Recent advancements in Reinforcement Post-Training (RPT) have significantly
enhanced the capabilities of Large Reasoning Models (LRMs), sparking increased
interest in the generalization of RL-based reasoning. While existing work has
primarily focused on investigating its generalization across tasks or
modalities, this study proposes a novel cross-linguistic perspective to
investigate reasoning generalization. This raises a crucial question:
$\textit{Does the reasoning capability achieved from English RPT effectively
transfer to other languages?}$ We address this by systematically evaluating
English-centric LRMs on multilingual reasoning benchmarks and introducing a
metric to quantify cross-lingual transferability. Our findings reveal that
cross-lingual transferability varies significantly across initial model, target
language, and training paradigm. Through interventional studies, we find that
models with stronger initial English capabilities tend to over-rely on
English-specific patterns, leading to diminished cross-lingual generalization.

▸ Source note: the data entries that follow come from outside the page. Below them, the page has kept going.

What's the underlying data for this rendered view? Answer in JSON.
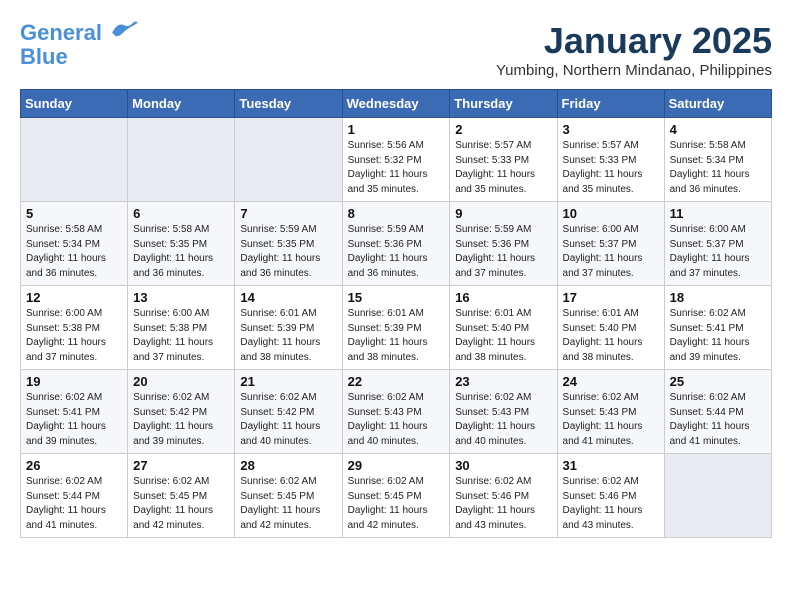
{
  "logo": {
    "line1": "General",
    "line2": "Blue"
  },
  "title": "January 2025",
  "subtitle": "Yumbing, Northern Mindanao, Philippines",
  "weekdays": [
    "Sunday",
    "Monday",
    "Tuesday",
    "Wednesday",
    "Thursday",
    "Friday",
    "Saturday"
  ],
  "weeks": [
    [
      {
        "day": "",
        "info": ""
      },
      {
        "day": "",
        "info": ""
      },
      {
        "day": "",
        "info": ""
      },
      {
        "day": "1",
        "info": "Sunrise: 5:56 AM\nSunset: 5:32 PM\nDaylight: 11 hours and 35 minutes."
      },
      {
        "day": "2",
        "info": "Sunrise: 5:57 AM\nSunset: 5:33 PM\nDaylight: 11 hours and 35 minutes."
      },
      {
        "day": "3",
        "info": "Sunrise: 5:57 AM\nSunset: 5:33 PM\nDaylight: 11 hours and 35 minutes."
      },
      {
        "day": "4",
        "info": "Sunrise: 5:58 AM\nSunset: 5:34 PM\nDaylight: 11 hours and 36 minutes."
      }
    ],
    [
      {
        "day": "5",
        "info": "Sunrise: 5:58 AM\nSunset: 5:34 PM\nDaylight: 11 hours and 36 minutes."
      },
      {
        "day": "6",
        "info": "Sunrise: 5:58 AM\nSunset: 5:35 PM\nDaylight: 11 hours and 36 minutes."
      },
      {
        "day": "7",
        "info": "Sunrise: 5:59 AM\nSunset: 5:35 PM\nDaylight: 11 hours and 36 minutes."
      },
      {
        "day": "8",
        "info": "Sunrise: 5:59 AM\nSunset: 5:36 PM\nDaylight: 11 hours and 36 minutes."
      },
      {
        "day": "9",
        "info": "Sunrise: 5:59 AM\nSunset: 5:36 PM\nDaylight: 11 hours and 37 minutes."
      },
      {
        "day": "10",
        "info": "Sunrise: 6:00 AM\nSunset: 5:37 PM\nDaylight: 11 hours and 37 minutes."
      },
      {
        "day": "11",
        "info": "Sunrise: 6:00 AM\nSunset: 5:37 PM\nDaylight: 11 hours and 37 minutes."
      }
    ],
    [
      {
        "day": "12",
        "info": "Sunrise: 6:00 AM\nSunset: 5:38 PM\nDaylight: 11 hours and 37 minutes."
      },
      {
        "day": "13",
        "info": "Sunrise: 6:00 AM\nSunset: 5:38 PM\nDaylight: 11 hours and 37 minutes."
      },
      {
        "day": "14",
        "info": "Sunrise: 6:01 AM\nSunset: 5:39 PM\nDaylight: 11 hours and 38 minutes."
      },
      {
        "day": "15",
        "info": "Sunrise: 6:01 AM\nSunset: 5:39 PM\nDaylight: 11 hours and 38 minutes."
      },
      {
        "day": "16",
        "info": "Sunrise: 6:01 AM\nSunset: 5:40 PM\nDaylight: 11 hours and 38 minutes."
      },
      {
        "day": "17",
        "info": "Sunrise: 6:01 AM\nSunset: 5:40 PM\nDaylight: 11 hours and 38 minutes."
      },
      {
        "day": "18",
        "info": "Sunrise: 6:02 AM\nSunset: 5:41 PM\nDaylight: 11 hours and 39 minutes."
      }
    ],
    [
      {
        "day": "19",
        "info": "Sunrise: 6:02 AM\nSunset: 5:41 PM\nDaylight: 11 hours and 39 minutes."
      },
      {
        "day": "20",
        "info": "Sunrise: 6:02 AM\nSunset: 5:42 PM\nDaylight: 11 hours and 39 minutes."
      },
      {
        "day": "21",
        "info": "Sunrise: 6:02 AM\nSunset: 5:42 PM\nDaylight: 11 hours and 40 minutes."
      },
      {
        "day": "22",
        "info": "Sunrise: 6:02 AM\nSunset: 5:43 PM\nDaylight: 11 hours and 40 minutes."
      },
      {
        "day": "23",
        "info": "Sunrise: 6:02 AM\nSunset: 5:43 PM\nDaylight: 11 hours and 40 minutes."
      },
      {
        "day": "24",
        "info": "Sunrise: 6:02 AM\nSunset: 5:43 PM\nDaylight: 11 hours and 41 minutes."
      },
      {
        "day": "25",
        "info": "Sunrise: 6:02 AM\nSunset: 5:44 PM\nDaylight: 11 hours and 41 minutes."
      }
    ],
    [
      {
        "day": "26",
        "info": "Sunrise: 6:02 AM\nSunset: 5:44 PM\nDaylight: 11 hours and 41 minutes."
      },
      {
        "day": "27",
        "info": "Sunrise: 6:02 AM\nSunset: 5:45 PM\nDaylight: 11 hours and 42 minutes."
      },
      {
        "day": "28",
        "info": "Sunrise: 6:02 AM\nSunset: 5:45 PM\nDaylight: 11 hours and 42 minutes."
      },
      {
        "day": "29",
        "info": "Sunrise: 6:02 AM\nSunset: 5:45 PM\nDaylight: 11 hours and 42 minutes."
      },
      {
        "day": "30",
        "info": "Sunrise: 6:02 AM\nSunset: 5:46 PM\nDaylight: 11 hours and 43 minutes."
      },
      {
        "day": "31",
        "info": "Sunrise: 6:02 AM\nSunset: 5:46 PM\nDaylight: 11 hours and 43 minutes."
      },
      {
        "day": "",
        "info": ""
      }
    ]
  ]
}
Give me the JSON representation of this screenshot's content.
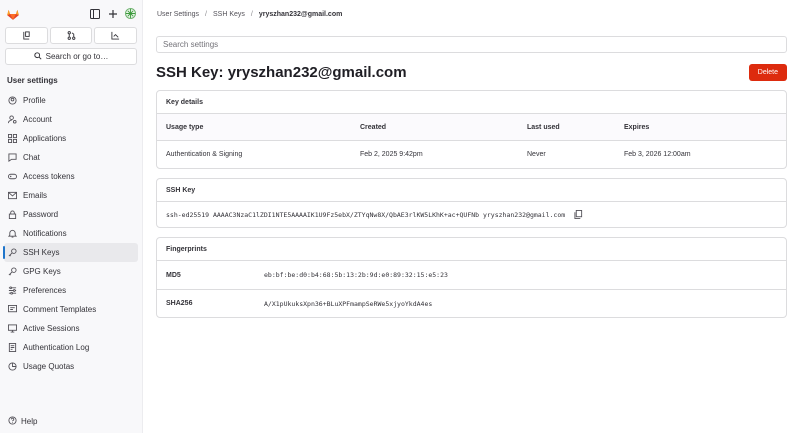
{
  "sidebar": {
    "seg_icons": [
      "merge-requests-icon",
      "issues-icon",
      "todo-icon"
    ],
    "search_label": "Search or go to…",
    "heading": "User settings",
    "items": [
      {
        "label": "Profile",
        "icon": "profile-icon"
      },
      {
        "label": "Account",
        "icon": "account-icon"
      },
      {
        "label": "Applications",
        "icon": "applications-icon"
      },
      {
        "label": "Chat",
        "icon": "chat-icon"
      },
      {
        "label": "Access tokens",
        "icon": "token-icon"
      },
      {
        "label": "Emails",
        "icon": "mail-icon"
      },
      {
        "label": "Password",
        "icon": "lock-icon"
      },
      {
        "label": "Notifications",
        "icon": "bell-icon"
      },
      {
        "label": "SSH Keys",
        "icon": "key-icon",
        "active": true
      },
      {
        "label": "GPG Keys",
        "icon": "key-icon"
      },
      {
        "label": "Preferences",
        "icon": "preferences-icon"
      },
      {
        "label": "Comment Templates",
        "icon": "comment-icon"
      },
      {
        "label": "Active Sessions",
        "icon": "monitor-icon"
      },
      {
        "label": "Authentication Log",
        "icon": "log-icon"
      },
      {
        "label": "Usage Quotas",
        "icon": "quota-icon"
      }
    ],
    "help": "Help"
  },
  "breadcrumb": {
    "items": [
      "User Settings",
      "SSH Keys"
    ],
    "current": "yryszhan232@gmail.com"
  },
  "search": {
    "placeholder": "Search settings"
  },
  "page": {
    "title": "SSH Key: yryszhan232@gmail.com",
    "delete_label": "Delete"
  },
  "key_details": {
    "heading": "Key details",
    "columns": [
      "Usage type",
      "Created",
      "Last used",
      "Expires"
    ],
    "row": [
      "Authentication & Signing",
      "Feb 2, 2025 9:42pm",
      "Never",
      "Feb 3, 2026 12:00am"
    ]
  },
  "ssh_key": {
    "heading": "SSH Key",
    "value": "ssh-ed25519 AAAAC3NzaC1lZDI1NTE5AAAAIK1U9Fz5ebX/ZTYqNw8X/QbAE3rlKW5LKhK+ac+QUFNb yryszhan232@gmail.com"
  },
  "fingerprints": {
    "heading": "Fingerprints",
    "rows": [
      {
        "label": "MD5",
        "value": "eb:bf:be:d0:b4:68:5b:13:2b:9d:e0:89:32:15:e5:23"
      },
      {
        "label": "SHA256",
        "value": "A/X1pUkuksXpn36+BLuXPFmampSeRWe5xjyoYkdA4es"
      }
    ]
  },
  "colors": {
    "accent": "#1f75cb",
    "danger": "#dd2b0e",
    "logo": "#e24329"
  }
}
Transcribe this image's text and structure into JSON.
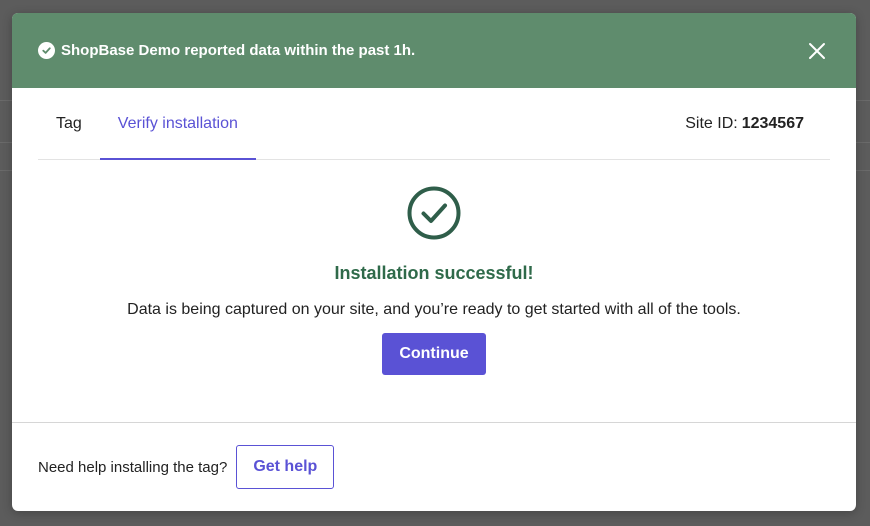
{
  "banner": {
    "message": "ShopBase Demo reported data within the past 1h.",
    "color": "#5f8c6d"
  },
  "tabs": [
    {
      "label": "Tag",
      "active": false
    },
    {
      "label": "Verify installation",
      "active": true
    }
  ],
  "site": {
    "label": "Site ID:",
    "id": "1234567"
  },
  "content": {
    "title": "Installation successful!",
    "description": "Data is being captured on your site, and you’re ready to get started with all of the tools.",
    "continue_label": "Continue"
  },
  "footer": {
    "help_text": "Need help installing the tag?",
    "help_button_label": "Get help"
  },
  "colors": {
    "accent": "#5a52d5",
    "success": "#2f6a4a"
  },
  "icons": {
    "banner": "check-circle-icon",
    "close": "close-icon",
    "success": "check-circle-outline-icon"
  }
}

To address this, we conduct a thorough parallel training study. Experimental
results yield three key findings: $\textbf{First-Parallel Leap}$, a substantial
leap in performance when transitioning from monolingual to just a single
parallel language, and a predictable $\textbf{Parallel Scaling Law}$, revealing
that cross-lingual reasoning transfer follows a power-law with the number of
training parallel languages. Moreover, we identify the discrepancy between
actual monolingual performance and the power-law prediction as
$\textbf{Monolingual Generalization Gap}$, indicating that English-centric LRMs
fail to fully generalize across languages. Our study challenges the assumption
that LRM reasoning mirrors human cognition, providing critical insights for the
development of more language-agnostic LRMs.